Aber das ist ja ohnehin das Grundsatzproblem dieser Bilderbogen-Parabel – das Herunterkommen vom Sockel der Gewissheiten. In der neueren Rezeption dieses Brecht-Klassikers, wenn man nach der Ausbeutung der Vorlage an diversen Freilichtbühnen überhaupt davon reden kann, war die Titelrolle stets populärer als das ganze Werk. Sowohl bei den Interpreten wie auch (sowieso) bei den Zuschauern. Die unbeherrschbaren Missverständnisse vom eigentlich warmherzigen und jedenfalls immer pointensicher schlagfertigen „Muttertier“, das vorweggenommene Inge-Meysel-Syndrom, das dem Autor von Anfang an so großes Unbehagen bereitet hatte, freilich inbegriffen. In Werner Bauers Regie wird das nicht wirklich bewältigt, aber zumindest phasenweise aufgebrochen. Das Szenen-Karussell der realistischen Signale dreht sich um das wandelnde Überlebens-Phantom, das immer irgendwie als System weiter funktioniert. Michaela Domes ist nicht nur Mittelpunkt, sondern tatsächlich das Zentrum der Aufführung, eine Courage mit vielen Anführungszeichen. Wenn und wie sie, die zynisch clevere Geschäftsfrau und Kriegsgewinnlerin, in einer langen Szene die Wäsche für ihre Familie macht, mitten im Dauerzustand der Katastrophe zuverlässig funktionstüchtig Kante auf Kante faltet, ist das ein veritables Charakterporträt. Schrankfertig geht die Welt zugrunde. So sekundärtugendhaft spielt oder vielmehr zeigt sie die Figur fast durchweg – und man ist geneigt, die herzschmerzigen Soap-Töne, die sich gegen Ende der Aufführung irritierend einschleichen, für Inszenierungs-Unfälle zu halten.
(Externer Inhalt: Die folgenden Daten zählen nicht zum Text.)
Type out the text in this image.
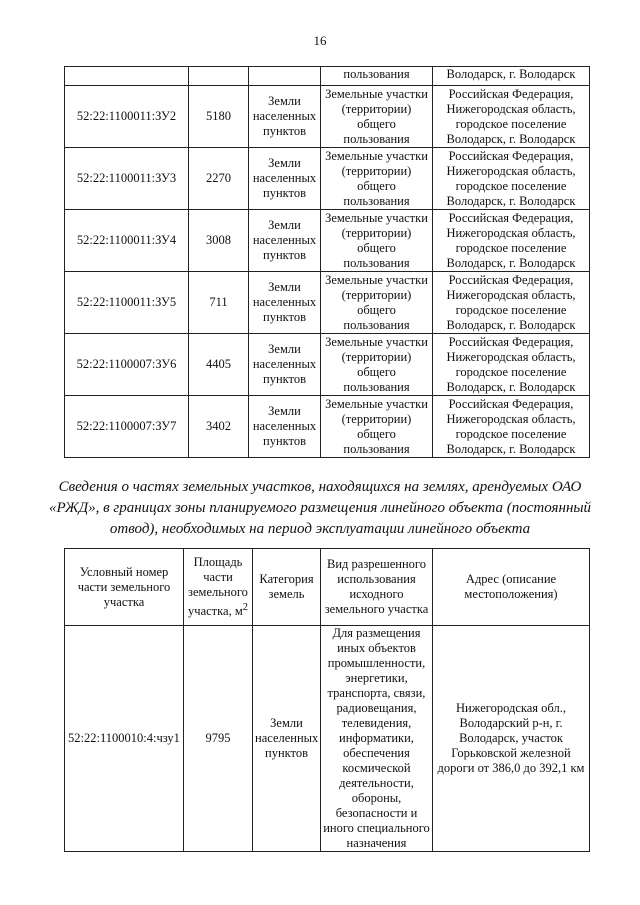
16
			пользования	Володарск, г. Володарск
52:22:1100011:ЗУ2	5180	Земли населенных пунктов	Земельные участки (территории) общего пользования	Российская Федерация, Нижегородская область, городское поселение Володарск, г. Володарск
52:22:1100011:ЗУ3	2270	Земли населенных пунктов	Земельные участки (территории) общего пользования	Российская Федерация, Нижегородская область, городское поселение Володарск, г. Володарск
52:22:1100011:ЗУ4	3008	Земли населенных пунктов	Земельные участки (территории) общего пользования	Российская Федерация, Нижегородская область, городское поселение Володарск, г. Володарск
52:22:1100011:ЗУ5	711	Земли населенных пунктов	Земельные участки (территории) общего пользования	Российская Федерация, Нижегородская область, городское поселение Володарск, г. Володарск
52:22:1100007:ЗУ6	4405	Земли населенных пунктов	Земельные участки (территории) общего пользования	Российская Федерация, Нижегородская область, городское поселение Володарск, г. Володарск
52:22:1100007:ЗУ7	3402	Земли населенных пунктов	Земельные участки (территории) общего пользования	Российская Федерация, Нижегородская область, городское поселение Володарск, г. Володарск
Сведения о частях земельных участков, находящихся на землях, арендуемых ОАО «РЖД», в границах зоны планируемого размещения линейного объекта (постоянный отвод), необходимых на период эксплуатации линейного объекта
Условный номер части земельного участка	Площадь части земельного участка, $м^2$	Категория земель	Вид разрешенного использования исходного земельного участка	Адрес (описание местоположения)
52:22:1100010:4:чзу1	9795	Земли населенных пунктов	Для размещения иных объектов промышленности, энергетики, транспорта, связи, радиовещания, телевидения, информатики, обеспечения космической деятельности, обороны, безопасности и иного специального назначения	Нижегородская обл., Володарский р-н, г. Володарск, участок Горьковской железной дороги от 386,0 до 392,1 км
Norbert Nagel (Klarinette, Klavier), der mit Verstärkung von Synthesizer und Violoncello die dissonanten Querschlag-Songs von Paul Dessau im Trio verarbeitet, reizt die vokalen Möglichkeiten der Schauspieler aus. Nicht jeder kann ihm dabei jederzeit folgen. Erst am Ende gibt der Musiker elastisch nach, lässt die gefällige Ohrwurm-Version gelten, wie sie Gisela May – LPs schmückt. Zuvor wirkt der so anspruchsvoll anspruchslose Klang manchmal, als ob die Aufführung in ihren musikalischen Aktionen nicht den polternden Zwischenruf als Querschläger wagen sondern ein Abheben in winzige Opern-Oasen erträumen will.
Respektabel allemal, wie das kleine Fürther Theater dieses „große“ Stück besetzen kann. Benedikt Zimmermann, Frerk Brockmeyer und Theresa Martini (die sterbenden Kinder der Mutter Courage) sind da besonders auffällig, auch Paul Kaiser (Koch) und Rainer Appel (Feldprediger). Der größte Premierenbeifall im ausverkauften Haus gehörte aber eindeutig Michaela Domes, die an gleicher Stelle einst die Martha in „Wer hat Angst vor Virginia Woolf?“ und in Nürnberg nebenan alles von Lady Macbeth bis Iphigenie war. Sie hat die problematisch gewordene Brecht-Figur, die da zwischen „Maiandacht und Maiennacht“ ihre auslaufende Lizenz zum Leben immer mit dem sardonischen Hinweis aufs „anständige Gesicht“ verlängert, nicht auf den Kopf gestellt, aber mit Köpfchen gespielt. Dafür gab es Bravo-Rufe.